"Turandot" is an opera in three acts by Giacomo Puccini, completed by Franco Alfano, and set to a libretto in Italian by Giuseppe Adami and Renato Simoni.

Though Puccini's first interest in the subject was based on his reading of Friedrich Schiller's 1801 adaptation of the play, his work is most nearly based on the earlier text "Turandot" (1762) by Count Carlo Gozzi. The original story is based on one of the seven stories in the epic "Haft Peykar"; a work of 12th-century Persian poet Nizami. Nizami aligned the seven stories with the seven days of the week, the seven colors and the seven corresponding planets. This particular story is the story of Tuesday, being told to King Bahram by his companion of the red dome, associated with Mars. In the very first line of this story, the protagonist is identified as a Russian princess. The name of the opera is based on Turan-Dokht (daughter of Turan), which is a common name used in Persian poetry for Central Asian princesses.
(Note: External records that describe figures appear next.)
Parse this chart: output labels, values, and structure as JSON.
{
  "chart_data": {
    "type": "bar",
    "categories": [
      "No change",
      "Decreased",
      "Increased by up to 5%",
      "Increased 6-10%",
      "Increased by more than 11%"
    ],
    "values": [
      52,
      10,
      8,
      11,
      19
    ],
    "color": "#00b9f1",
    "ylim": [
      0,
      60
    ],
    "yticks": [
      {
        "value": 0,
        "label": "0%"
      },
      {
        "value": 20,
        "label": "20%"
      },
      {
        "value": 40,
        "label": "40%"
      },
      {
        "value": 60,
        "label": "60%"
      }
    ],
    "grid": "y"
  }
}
The opera's version of the story is set in China and involves Prince Calaf, who falls in love with the cold Princess Turandot. To obtain permission to marry her, a suitor has to solve three riddles; any wrong answer results in death. Calaf passes the test, but Turandot still refuses to marry him. He offers her a way out: if she is able to learn his name before dawn the next day, then at daybreak he will die.